Paramount's new Blu-ray special edition of Road to Perdition includes an overt salute to Oscar-winning cinematographer Conrad Hall, but as the film's director points out in "Sam Mendes Feature Introduction" (1:18, HD), it's the hi-def image that likely would get Hall's attention in its fine rendering of the photography in a film-like image with more sharpness and detail than previous home-video issues could muster. The delicately rendered color gets special attention to retain the muted hues Hall intended, and contrast and black level add to the black-and-white-evocative effect. The element has a few specks on it, and there's some telecine wobble that's noticeable on static shots, but on the whole, it's an excellent transfer.
The disc has lots of new bonus material, but retains the original (and impeccable) commentary by director Sam Mendes, in which the director discusses all of the key subjects (the adaptation of the source material, casting, locations, etc.), but also goes into considerable depth as to his cinematographic choices—in concert with Hall—and thematic expression.

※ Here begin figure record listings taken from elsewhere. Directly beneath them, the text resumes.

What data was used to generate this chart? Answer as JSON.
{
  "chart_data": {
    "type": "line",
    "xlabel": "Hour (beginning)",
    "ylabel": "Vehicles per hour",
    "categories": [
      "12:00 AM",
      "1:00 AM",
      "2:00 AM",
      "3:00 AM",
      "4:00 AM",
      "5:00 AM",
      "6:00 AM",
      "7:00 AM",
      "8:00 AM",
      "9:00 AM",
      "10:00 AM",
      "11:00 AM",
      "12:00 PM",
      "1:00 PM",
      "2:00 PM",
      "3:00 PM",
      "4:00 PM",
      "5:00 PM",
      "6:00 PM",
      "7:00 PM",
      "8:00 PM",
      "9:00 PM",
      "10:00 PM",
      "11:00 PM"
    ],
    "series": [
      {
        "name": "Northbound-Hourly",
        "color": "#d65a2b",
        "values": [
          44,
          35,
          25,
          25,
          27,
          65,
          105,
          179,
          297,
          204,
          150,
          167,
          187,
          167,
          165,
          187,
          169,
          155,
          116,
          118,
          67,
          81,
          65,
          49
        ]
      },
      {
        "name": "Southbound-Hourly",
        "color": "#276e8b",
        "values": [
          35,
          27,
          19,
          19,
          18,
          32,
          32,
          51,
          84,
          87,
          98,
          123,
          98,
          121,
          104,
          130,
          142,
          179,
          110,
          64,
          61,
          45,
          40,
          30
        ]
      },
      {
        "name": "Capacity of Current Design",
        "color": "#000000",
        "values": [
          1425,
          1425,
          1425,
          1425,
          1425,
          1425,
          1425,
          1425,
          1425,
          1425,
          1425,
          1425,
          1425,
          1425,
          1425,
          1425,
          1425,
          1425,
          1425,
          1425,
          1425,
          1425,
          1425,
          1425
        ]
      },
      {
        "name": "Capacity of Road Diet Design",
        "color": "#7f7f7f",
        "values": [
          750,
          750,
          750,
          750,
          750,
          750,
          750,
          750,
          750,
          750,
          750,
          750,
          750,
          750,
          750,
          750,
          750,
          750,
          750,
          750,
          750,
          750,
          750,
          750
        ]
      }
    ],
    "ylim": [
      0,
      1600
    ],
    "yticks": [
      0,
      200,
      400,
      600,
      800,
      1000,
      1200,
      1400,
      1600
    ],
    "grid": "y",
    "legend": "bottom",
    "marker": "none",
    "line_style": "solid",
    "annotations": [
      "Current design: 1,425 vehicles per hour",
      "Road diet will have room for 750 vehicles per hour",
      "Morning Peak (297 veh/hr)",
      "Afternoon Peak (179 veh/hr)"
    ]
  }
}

The new featurette “A Cinematic Life: The Art & Influence of Conrad Hall” (26:39, HD) gathers a staggering group of today's most celebrated cinematographers to discuss the late, great Hall. The talking heads include Hall himself (2001 archival interview), director of photography Haskell Wexler, director of photography Conrad W. Hall, director of photography Janusz Kaminski, director of photography Vilmos Zsigmond, director of photography Roger Deakins, director Sam Mendes, director Glenn Gordon Caron, director of photography Owen Roizman, director of photography Philippe Rousselot, and screenwriter William Goldman,
The Library: A Further Exploration of the World of Road to Perdition (HD) is an interactive guide, in text and video, to “the creative process, real world setting, and historical inspiration for the original graphic novel and feature adaptation”; photos and icons branch out to “further research and insights on topics surrounding Road to Perdition.” High-level categories are Crime Scene Portraits, Real World Organized Crime, News Stories of the Day, and Inspiration & Adaptation. This feature includes interviews with Mendes, graphic novel illustrator Richard Piers Rayner, and graphic novel writer Max Allan Collins,
Eleven “Deleted Scenes” (22:16 with “Play All” option, SD) come with optional commentary by Mendes.
“The Making of Road to Perdition” (25:04, SD) is a typical "First Look" behind-the-scenes featurette, but the talent involved makes it more than typically worthwhile. Interviewed are Mendes, Tom Hanks, producer Dean Zanuck, producer Richard Zanuck, Paul Newman, Tyler Hoechlin, Jennifer Jason Leigh, Jude Law, Daniel Craig, production designer Dennis Gassner, costume designer Albert Wolsky, executive producer Joan Bradshaw, Stanley Tucci, Hall, and special effects coordinator Allen L. Hall,
Last up is the film's “Theatrical Trailer” (2:52, HD).